Periodic Reporting for period 4 - QuantGeomLangTFT (The Quantum Geometric Langlands Topological Field Theory)
Période du rapport: 2019-12-01 au 2021-05-31
The proposal seeks to address an important question at the interface of all of these fields: over the past two decades, experts in the field of topological field theory -- the study of how topological properties of a space or space-time impact the kinds of information the space can carry, and how that information glues as we glue together the spacetimes coherently -- have understood that there should be a 4-dimensional topological field theory associated to the data of a quantum group. Here a quantum group is a fundamental deformation of an algebraic group of symmetries. Algebraically these quantum groups by now are quite well understood, and indeed many connections to topological field theories in dimension 3 have been rigourously developed. However, the constructions so far have had strong limitations on the nature of the quantum groups which are considered -- typically they are required to "modular" categories, which have found a number of applications for instance to statistical mechanics and quantum computing, but are ultimately too compact to yield examples related to algebraic geometry and representation theory.
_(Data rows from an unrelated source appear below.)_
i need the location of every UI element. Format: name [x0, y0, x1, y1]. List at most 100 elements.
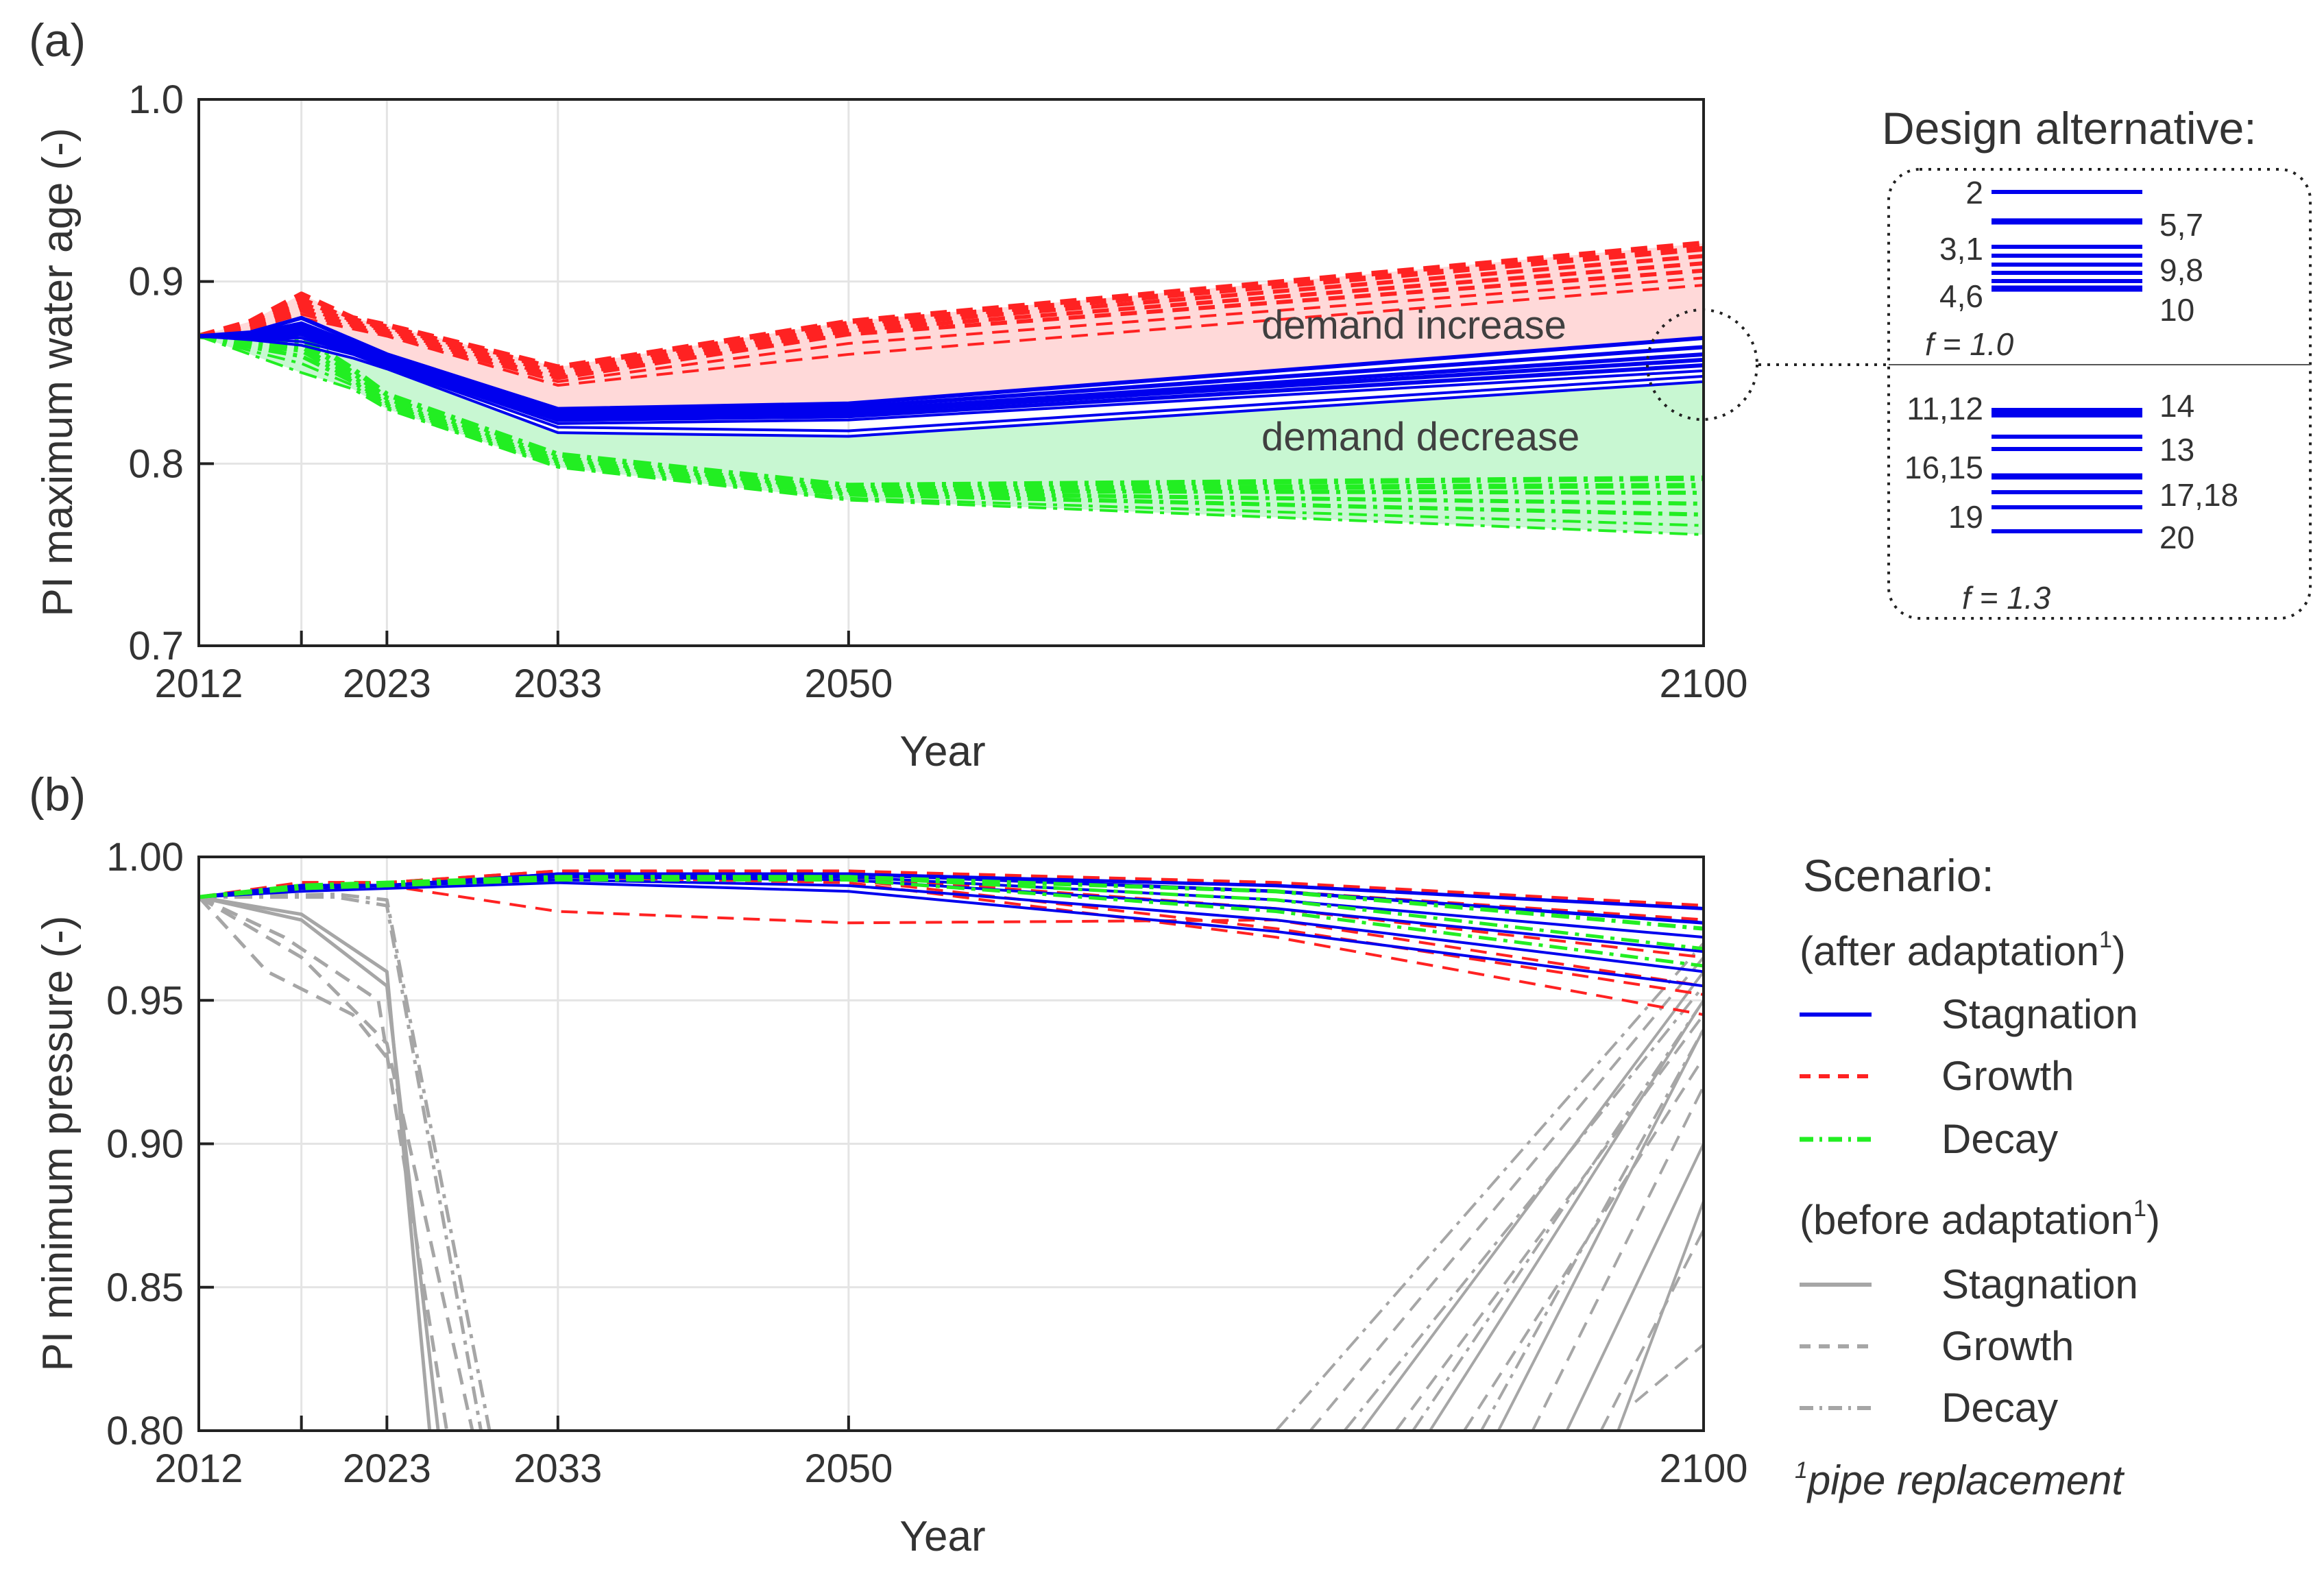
legend-after-text: (after adaptation	[1800, 928, 2099, 974]
panel-b-series-before-growth	[199, 895, 449, 1431]
panel-b-ytick-label: 0.90	[106, 1122, 184, 1167]
panel-b-series-before-decay	[1412, 999, 1704, 1431]
panel-a-series	[199, 240, 1704, 536]
design-alt-label-17-18: 17,18	[2159, 477, 2238, 513]
design-alt-label-2: 2	[1965, 175, 1983, 210]
panel-b-series-before-stagnation	[1497, 1028, 1704, 1431]
legend-before-decay: Decay	[1941, 1385, 2058, 1431]
demand-decrease-label: demand decrease	[1261, 415, 1579, 459]
panel-a-series-decay	[199, 333, 1704, 489]
design-alt-f1: f = 1.0	[1925, 326, 2014, 362]
panel-b-series-growth	[199, 875, 1704, 1017]
design-alt-label-9-8: 9,8	[2159, 252, 2203, 288]
panel-a-ylabel: PI maximum water age (-)	[34, 128, 82, 616]
legend-title: Scenario:	[1803, 850, 1994, 901]
panel-b-series-stagnation	[199, 881, 1704, 988]
legend-after-header: (after adaptation1)	[1800, 927, 2126, 974]
panel-b-series	[199, 869, 1704, 1431]
panel-b-series-before-decay	[1274, 942, 1704, 1431]
panel-b-series-before-decay	[199, 892, 492, 1431]
design-alt-box	[1887, 168, 2312, 620]
legend-after-growth: Growth	[1941, 1053, 2074, 1099]
panel-b-xtick-label: 2033	[513, 1446, 602, 1491]
design-alt-label-16-15: 16,15	[1904, 450, 1983, 485]
panel-a-frame	[197, 98, 1705, 647]
panel-b-series-before-growth	[1463, 1056, 1704, 1431]
legend-footnote-sup: 1	[1795, 1457, 1808, 1483]
design-alt-label-4-6: 4,6	[1939, 278, 1983, 314]
panel-b-ytick-label: 0.95	[106, 978, 184, 1023]
panel-b-series-before-growth	[1531, 1085, 1704, 1431]
panel-b-series-before-growth	[1634, 1343, 1704, 1403]
panel-a-ytick-label: 0.7	[128, 624, 184, 668]
panel-b-label: (b)	[29, 768, 86, 821]
legend-after-sup: 1	[2099, 927, 2112, 953]
panel-a-series-stagnation	[199, 335, 1704, 438]
panel-b-ytick-label: 0.85	[106, 1265, 184, 1310]
panel-b-series-decay	[199, 875, 1704, 951]
panel-a-label: (a)	[29, 14, 86, 66]
panel-b-series-before-decay	[199, 895, 483, 1431]
panel-b-ytick-label: 0.80	[106, 1409, 184, 1453]
legend-before-growth: Growth	[1941, 1323, 2074, 1369]
panel-a-xtick-label: 2033	[513, 662, 602, 706]
panel-b-series-before-decay	[1479, 1028, 1704, 1431]
panel-a-ytick-label: 0.8	[128, 441, 184, 486]
design-alt-label-13: 13	[2159, 432, 2194, 468]
panel-b-xtick-label: 2012	[154, 1446, 243, 1491]
panel-b-xtick-label: 2050	[804, 1446, 893, 1491]
panel-b-xlabel: Year	[899, 1513, 985, 1560]
panel-a-series-stagnation	[199, 315, 1704, 411]
design-alt-label-11-12: 11,12	[1907, 391, 1983, 426]
panel-a-ytick-label: 0.9	[128, 260, 184, 304]
legend-footnote: 1pipe replacement	[1795, 1457, 2125, 1503]
design-alt-label-19: 19	[1948, 499, 1983, 535]
panel-a-series-decay	[199, 334, 1704, 517]
legend-footnote-text: pipe replacement	[1806, 1457, 2125, 1503]
panel-a-series-decay	[199, 335, 1704, 536]
panel-a-xtick-label: 2050	[804, 662, 893, 706]
design-alt-bars	[1992, 190, 2142, 533]
panel-b-series-growth	[199, 869, 1704, 908]
zoom-circle	[1646, 308, 1758, 421]
legend-before-sup: 1	[2133, 1196, 2146, 1222]
panel-b-series-before-growth	[1599, 1229, 1704, 1431]
panel-b-xtick-label: 2023	[343, 1446, 431, 1491]
legend-after-stagnation: Stagnation	[1941, 991, 2138, 1037]
panel-b-series-before-stagnation	[1429, 999, 1704, 1431]
legend-before-header: (before adaptation1)	[1800, 1196, 2160, 1243]
panel-b-series-before-growth	[199, 895, 474, 1431]
panel-a-xtick-label: 2023	[343, 662, 431, 706]
design-alt-label-14: 14	[2159, 388, 2194, 424]
panel-a-xtick-label: 2012	[154, 662, 243, 706]
panel-a-series-growth	[199, 268, 1704, 380]
panel-b-series-before-stagnation	[1617, 1200, 1704, 1431]
panel-a-series-stagnation	[199, 332, 1704, 422]
panel-a-series-growth	[199, 276, 1704, 383]
design-alt-label-5-7: 5,7	[2159, 207, 2203, 243]
panel-a-ticks: 0.7 0.8 0.9 1.0 2012 2023 2033 2050 2100	[128, 77, 1747, 706]
panel-b-series-before-stagnation	[199, 895, 432, 1431]
panel-b-ytick-label: 1.00	[106, 835, 184, 880]
design-alt-label-3-1: 3,1	[1939, 231, 1983, 267]
design-alt-title: Design alternative:	[1882, 103, 2257, 154]
panel-a-xtick-label: 2100	[1659, 662, 1747, 706]
design-alt-f2: f = 1.3	[1962, 580, 2051, 616]
panel-b-series-growth	[199, 873, 1704, 996]
panel-b-series-before-decay	[1343, 985, 1704, 1431]
design-alt-label-20: 20	[2159, 520, 2194, 555]
panel-a-series-decay	[199, 333, 1704, 492]
legend-before-text: (before adaptation	[1800, 1197, 2133, 1243]
panel-b-grid	[197, 856, 1705, 1432]
panel-b-series-before-growth	[1394, 1013, 1704, 1431]
panel-a-series-stagnation	[199, 335, 1704, 433]
panel-b-series-decay	[199, 877, 1704, 968]
panel-b-series-before-growth	[199, 895, 389, 1059]
legend-before-close: )	[2146, 1197, 2160, 1243]
demand-increase-label: demand increase	[1261, 303, 1566, 348]
panel-b-series-before-stagnation	[1565, 1143, 1704, 1431]
legend-after-decay: Decay	[1941, 1116, 2058, 1162]
panel-b-xtick-label: 2100	[1659, 1446, 1747, 1491]
design-alt-label-10: 10	[2159, 292, 2194, 328]
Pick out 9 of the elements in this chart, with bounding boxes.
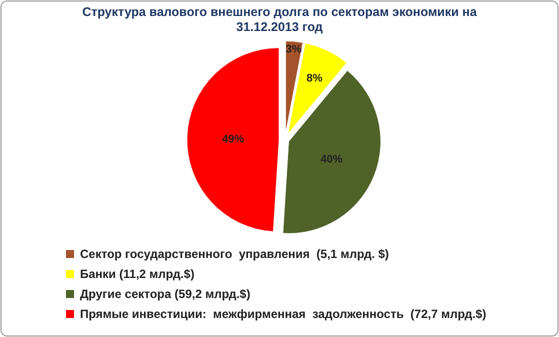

In the final stages of the product we have obtained a number of important applications of our earlier foundational work. We have proved a long-standing and well-known conjecture of the physicist Edward Witten, stating that certain very natural Hilbert spaces of quantum states on a 3-dimensional space time, comprised of so-called Wilson loop expectations, is actually a finite-dimensional vector space. In related work we proved that the boundary operators for this theory -- coming from the value of the theory on surfaces -- have a strong finiteness and invertibility property relative to their classical degeneration. This established a refined version of the Unicity Conjecture of Bonahon and Wong. Finally, we established a fundamental conjecture of Freed, Teleman and Walker, which describes the general algebraic structure one needs to capture four-dimensional symmetries -- anomalies, in physical parlance -- acting on 3-dimensional topological field theories. In establishing their conjecture, we in fact found new and important examples extending the original formulation. Finally, we have taken the first step towards understanding the algebraic structures involved in spaces with defects, by computing categories of surface operators in a 4-dimensional theory in the framework of cluster algebras and canonical quantization.